Big Tobacco has brought in high-paid psychiatric experts with ties to tobacco for decades, to swear under oath:

  • that very few smokers, if any, are addicted
  • that these smokers, some of whom were as young as six or seven years old when they started smoking (and before warnings on packaging) made a “free choice” to continue smoking

The documented facts are:

  • the tobacco companies were promoting cigarettes as healthy products
  • the advertisements for cigarettes and smoking featured the celebrities of the day as well as physicians, promoting cigarette smoking
  • the power of nicotine’s hold on smokers can be as strong as the addiction to heroin
  • the effect of nicotine is rewiring of a smoker’s brain after only a short-period of time to constantly crave the drug effects of nicotine.

The Vermont court has not yet determined the penalties to be levied against R. J. Reynolds for its fraudulent and deceptive marketing practices.

Late this same day, a jury in Gainesville announced its award of $5 million in compensatory damages in the Hall trial; after hours of deliberation and nearly two weeks of trial. The jury also determined that the award of punitive damages was appropriate given the evidence presented regarding R. J. Reynold’s willful disregard for the health and safety of Mr. Hall and their reprehensible conduct over more than 50 years in promoting the only legal product that will injure and kill most of its users when used exactly as intended. More details regarding the Hall case and the jury’s final determinations can be found on the March 12, 2010 installment of this blog.

March 12, 2010

A jury in Gainesville awarded a total of $17.5 million in damages to the surviving spouse of an Engle class member who died of lung cancer in 1995 as a result of his addiction to RJR’s cigarettes.  Mr. Hall began smoking at the age of 14, long before tobacco companies were compelled by law to put any warnings on cigarette packs and, at a time when Big Tobacco were engaged in a conspiracy to dismiss and distract the health risks to smokers.

The jury’s verdict included $5 million in compensatory damages and $12.5 million in punitive damages.  The jury determined to R. J. Reynolds was 65% at fault for Mr. Hall’s addiction to cigarettes and the lung cancer that killed him, while the jury assessed 35% on the deceased smoker for his comparative fault.  Media reports noted Mrs. Hall’s comments after the jury’s verdict, which reportedly is the largest ever in Alachua County:  “I’d hand every bit back to them (the tobacco company), if I thought it would bring Lamar back for just one day.”

As expected, R. J. Reynolds attempted to defend the case by:

  • blaming other causes of Mr.
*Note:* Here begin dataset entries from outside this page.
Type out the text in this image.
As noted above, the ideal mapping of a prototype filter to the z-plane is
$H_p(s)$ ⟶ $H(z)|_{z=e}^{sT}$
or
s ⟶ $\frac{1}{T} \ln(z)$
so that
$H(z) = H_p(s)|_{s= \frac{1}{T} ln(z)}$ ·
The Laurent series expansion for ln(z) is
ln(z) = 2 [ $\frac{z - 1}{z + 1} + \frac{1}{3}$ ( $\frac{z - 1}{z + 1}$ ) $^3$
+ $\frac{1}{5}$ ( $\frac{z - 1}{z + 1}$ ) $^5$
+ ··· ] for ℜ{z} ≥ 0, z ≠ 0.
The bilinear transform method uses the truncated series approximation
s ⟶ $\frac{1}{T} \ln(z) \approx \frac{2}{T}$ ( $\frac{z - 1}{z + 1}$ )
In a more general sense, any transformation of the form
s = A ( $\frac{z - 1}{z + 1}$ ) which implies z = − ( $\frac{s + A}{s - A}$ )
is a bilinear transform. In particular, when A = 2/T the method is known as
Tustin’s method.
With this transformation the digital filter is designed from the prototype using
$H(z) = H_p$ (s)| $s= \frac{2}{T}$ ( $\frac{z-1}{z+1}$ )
Hall’s lung cancer (in this particular case, his career in the construction industry was to blame)
  • denying that he was in fact addicted to cigarettes
  • contending that he could have quit if he really had wanted to do so.

Media reports also indicated that RJR’s defense attorney told the jury:

“RJR’s corporate management ‘has heard your message, and we accept your verdict on compensation.’ The ‘old guard’ of the firm is now gone, he said, and the message being put out by R. J. Reynolds has changed.”

It is important to note that more than a dozen verdicts have been rendered by Florida juries against Big Tobacco over the past year, yet not a single verdict has been paid.  The tobacco manufacturers have also requested permission to be excused from court-mandated settlement conferences by arguing to the court that the companies have a long history of never settling tobacco cases; so it really remains to be seen whether the “old guard” is in fact gone.

Congratulations to our friends Rod Smith, Mark Avera and Dawn Vallejos-Nichols who worked very hard to prepare this first tobacco trial in Gainesville on behalf of the Hall family.

Currently, there are a number of additional trials scheduled to occur in both Alachua and Levy Counties in the next several months.

So, what’s next?  Here, in Florida, tobacco manufacturers will continue to face trial after trial, as they have expressed an intention to force every plaintiff to trial, no matter how long it takes or how much it costs.  Currently, there are more than 75 additional trials anticipated in 2010 and many trials are expected to be scheduled soon for 2011.